Tom Samson was an older guy, pre-bioengineering. He was well versed in stimulus-response techniques, but had somehow never made it to the top job. I liked him, but then that was what he intended. Without sacrificing authority, he had pitched his appearance, his gestures, the tone of his voice, to the warm end of the spectrum. Even though I knew what he was doing, it worked.

He looked at me with what appeared to be sympathy, but was actually a practiced sign stimulus, intended to defuse any fight-or-flight response. “Is there something bothering you, Margaret?”

“Bothering me? I’m hungry, that’s all. I get short-tempered when I’m hungry.”

Watch it, I thought. He hasn’t referred to the incident; leave it for him to bring up. I made my mind go bland and forced myself to see his eyes. A shifty gaze is a guilty gaze.

Tom just looked at me, biding his time, waiting for me to put myself on the spot. My coffee smelt burnt, but I stuck my tongue in it and pretended to drink. “I’m just not human until I’ve had my coffee in the morning.” Sounded phoney. Shut up, I thought.

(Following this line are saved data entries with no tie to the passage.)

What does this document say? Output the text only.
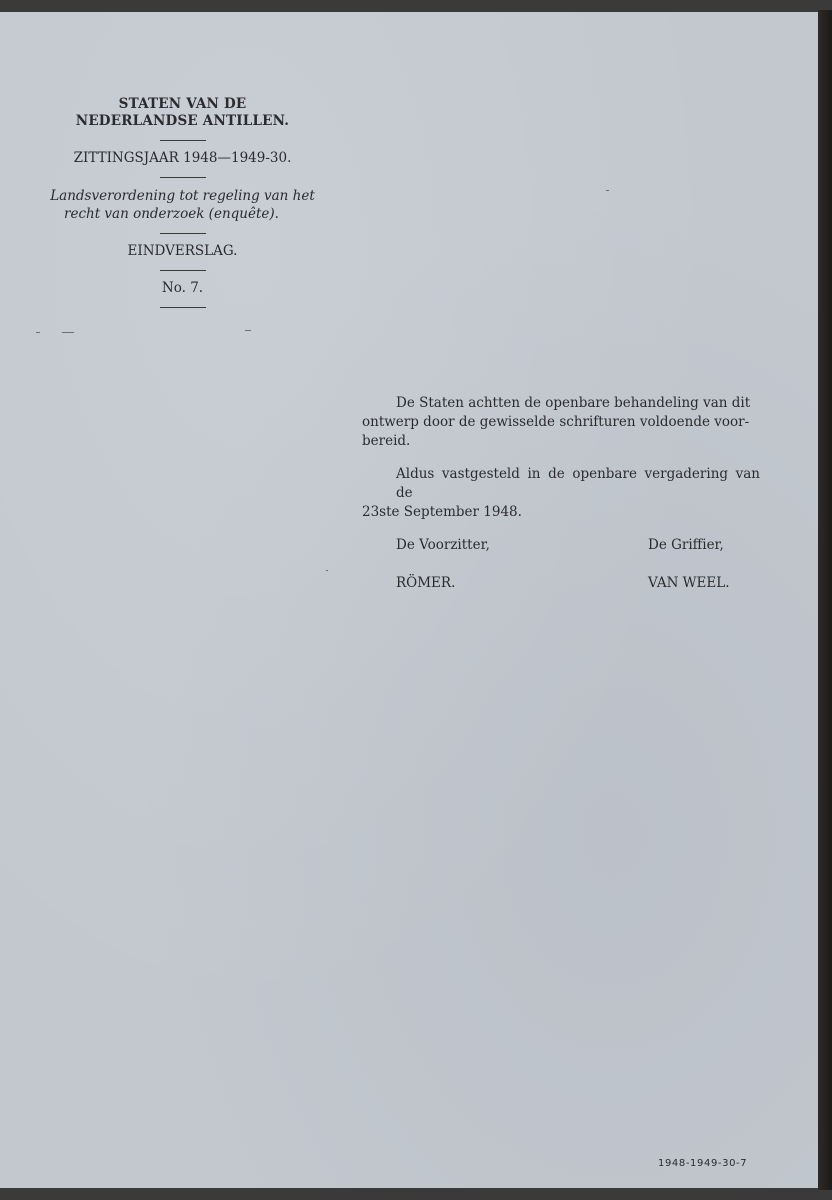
STATEN VAN DE
NEDERLANDSE ANTILLEN.
ZITTINGSJAAR 1948—1949-30.
Landsverordening tot regeling van het
recht van onderzoek (enquête).
EINDVERSLAG.
No. 7.
De Staten achtten de openbare behandeling van dit
ontwerp door de gewisselde schrifturen voldoende voor-
bereid.
Aldus vastgesteld in de openbare vergadering van de
23ste September 1948.
De Voorzitter,	De Griffier,
RÖMER.	VAN WEEL.
1948-1949-30-7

This was the opening that Tom was waiting for. “That’s what I wanted to talk to you about, Margaret.” He sat there, hunched over in a relaxed way, like a mountain gorilla, unthreatened by natural enemies. “I just talked to Harry Winthrop, and he said you were trying to suck his blood during a meeting on marketing strategy.” He paused for a moment to check my reaction, but the neutral expression was fixed on my face and I said nothing. His face changed to project disappointment. “You know, when we noticed you were developing three distinct body segments, we had great hopes for you. But your actions just don’t reflect the social and organizational development we expected.”

He paused, and it was my turn to say something in my defense. “Most insects are solitary, you know. Perhaps the company erred in hoping for a termite or an ant. I’m not responsible for that.”

“Now, Margaret,” he said, his voice simulating genial reprimand. “This isn’t the jungle, you know. When you signed those consent forms, you agreed to let the B-E staff mold you into a more useful corporate organism. But this isn’t nature, this is man reshaping nature. It doesn’t follow the old rules. You can truly be anything you want to be. But you have to cooperate.”

“I’m doing the best I can,” I said, cooperatively. “I’m putting in eighty hours a week.”

“Margaret, the quality of your work is not an issue. It’s your interactions with others that you have to work on. You have to learn to work as part of the group. I just cannot permit such backbiting to continue. I’ll have Arthur get you an appointment this afternoon with the B-E counselor.” Arthur was his secretary. He knew everything that happened in the department and mostly kept his mouth shut.

“I’d be a social insect if I could manage it,” I muttered as Tom left my office. “But I’ve never known what to say to people in bars.”

For lunch I met Greg and our friend David Detlor at a health-food restaurant that advertises fifty different kinds of fruit nectar. We’d never eaten there before, but Greg knew he’d love the place. It was already a favorite of David’s, and he still has all his teeth, so I figured it would be OK with me.